L'étude attribue cette prolifération à l'absence de déphosphatation des stations d'épuration des municipalités de Chandler et de New Richmond ainsi qu'au manque de performance du processus de déphosphatation de la Ville de Bonaventure.
Absence de norme
Le directeur général de la Fondation Rivières, André Bélanger, constate que les municipalités gaspésiennes sont laissées à elles-mêmes pour faire face aux problèmes de prolifération d’algues vertes à l’embouchure de leurs rivières.
Les municipalités nous ont appris qu'elles n’ont pas de norme à appliquer. Il n’y a personne au ministère de l’Environnement qui leur dit d’appliquer telle norme, telle limite ou tel traitement
, explique André Bélanger.
André Bélanger note aussi que de telles normes sur le phosphore existent lorsque les eaux usées sont relâchées directement dans la baie des Chaleurs, mais n’existent pas lorsque les eaux usées sont relâchées à l’embouchure des rivières.

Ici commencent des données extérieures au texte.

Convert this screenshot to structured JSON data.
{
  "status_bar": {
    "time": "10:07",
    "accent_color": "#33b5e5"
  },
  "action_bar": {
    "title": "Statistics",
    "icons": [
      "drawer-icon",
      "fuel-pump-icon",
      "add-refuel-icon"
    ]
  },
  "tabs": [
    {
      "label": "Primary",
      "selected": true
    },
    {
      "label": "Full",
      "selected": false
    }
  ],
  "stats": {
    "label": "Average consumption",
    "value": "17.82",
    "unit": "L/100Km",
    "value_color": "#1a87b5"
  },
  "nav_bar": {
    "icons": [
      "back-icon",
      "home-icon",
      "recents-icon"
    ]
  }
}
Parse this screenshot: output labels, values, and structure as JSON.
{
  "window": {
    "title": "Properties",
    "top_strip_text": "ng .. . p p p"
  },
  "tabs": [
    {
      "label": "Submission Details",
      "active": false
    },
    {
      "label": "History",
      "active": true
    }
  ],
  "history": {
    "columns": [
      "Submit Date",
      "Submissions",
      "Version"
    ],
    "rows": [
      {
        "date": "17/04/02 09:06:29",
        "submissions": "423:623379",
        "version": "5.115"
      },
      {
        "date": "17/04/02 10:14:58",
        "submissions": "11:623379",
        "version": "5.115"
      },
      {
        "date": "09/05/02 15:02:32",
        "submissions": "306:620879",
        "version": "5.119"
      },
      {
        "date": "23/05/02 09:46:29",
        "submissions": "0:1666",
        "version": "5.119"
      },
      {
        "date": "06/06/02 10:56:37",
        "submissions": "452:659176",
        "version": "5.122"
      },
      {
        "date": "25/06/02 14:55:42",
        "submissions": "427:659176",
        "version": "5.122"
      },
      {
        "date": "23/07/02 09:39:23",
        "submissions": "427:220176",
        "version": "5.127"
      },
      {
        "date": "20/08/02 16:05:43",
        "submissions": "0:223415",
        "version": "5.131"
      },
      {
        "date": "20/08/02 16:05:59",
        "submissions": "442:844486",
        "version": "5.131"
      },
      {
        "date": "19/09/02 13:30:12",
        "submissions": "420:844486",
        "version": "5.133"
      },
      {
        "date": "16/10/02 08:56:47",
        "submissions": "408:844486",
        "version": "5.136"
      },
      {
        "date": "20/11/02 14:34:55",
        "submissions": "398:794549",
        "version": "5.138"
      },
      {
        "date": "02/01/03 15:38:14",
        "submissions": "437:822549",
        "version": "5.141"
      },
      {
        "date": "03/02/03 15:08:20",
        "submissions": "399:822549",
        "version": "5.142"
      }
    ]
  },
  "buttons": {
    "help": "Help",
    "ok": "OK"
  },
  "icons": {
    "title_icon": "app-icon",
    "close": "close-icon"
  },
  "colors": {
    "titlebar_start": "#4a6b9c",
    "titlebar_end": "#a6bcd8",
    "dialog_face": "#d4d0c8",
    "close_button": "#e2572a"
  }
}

C’est une sorte d’erreur administrative qui s’est produite il y a quelques années
, explique-t-il, en constatant que ça n’a pas encore été corrigée.
La contrepartie de l’absence de norme est l’absence de financement pour aider les municipalités, estime l'étude.
Seule Bonaventure s’est munie d’un dispositif pour capter le phosphore dans ses eaux usées, et ce, aux frais des contribuables.
Bureaucratie
Pour l'ingénieure des eaux Érika Ouellet et chargée de projets au Conseil de l'Eau Gaspésie Sud, le ministère de l’Environnement ne surveille pas assez la présence de phosphore dans les rivières.
Les solutions aux problèmes sont paralysées par la lenteur bureaucratique. Il y a des chantiers administratifs en place pour se pencher sur ces points, mais ce sont des délais quand même assez longs qui sont prévus. Comme on voit déjà des développements d’algues dans nos milieux, on aimerait que ça soit accéléré
, explique Érika Ouellet.
Je ne veux vraiment pas mettre le blâme sur les municipalités, mais il y a des délais administratifs et des expertises qui sont nécessaires. Il y a aussi des instances gouvernementales qui ne s’entendent pas sur certains points
, explique-t-elle.
« Elles sont prises dans un capharnaüm bureaucratique pour obtenir le financement et trouver l’accompagnement. »
L'étude rappelle aussi que la municipalité de Caplan et le secteur Newport de la Ville de Chandler rejettent encore leurs eaux usées sans traitement dans la baie des Chaleurs, faute d'avoir le soutien disponible pour développer rapidement leurs stations d'épuration.
Les retards s'accumulent aussi dans ces deux dossiers.
Les stations d’épuration de ces deux municipalités auraient dû être opérationnelles en 2021.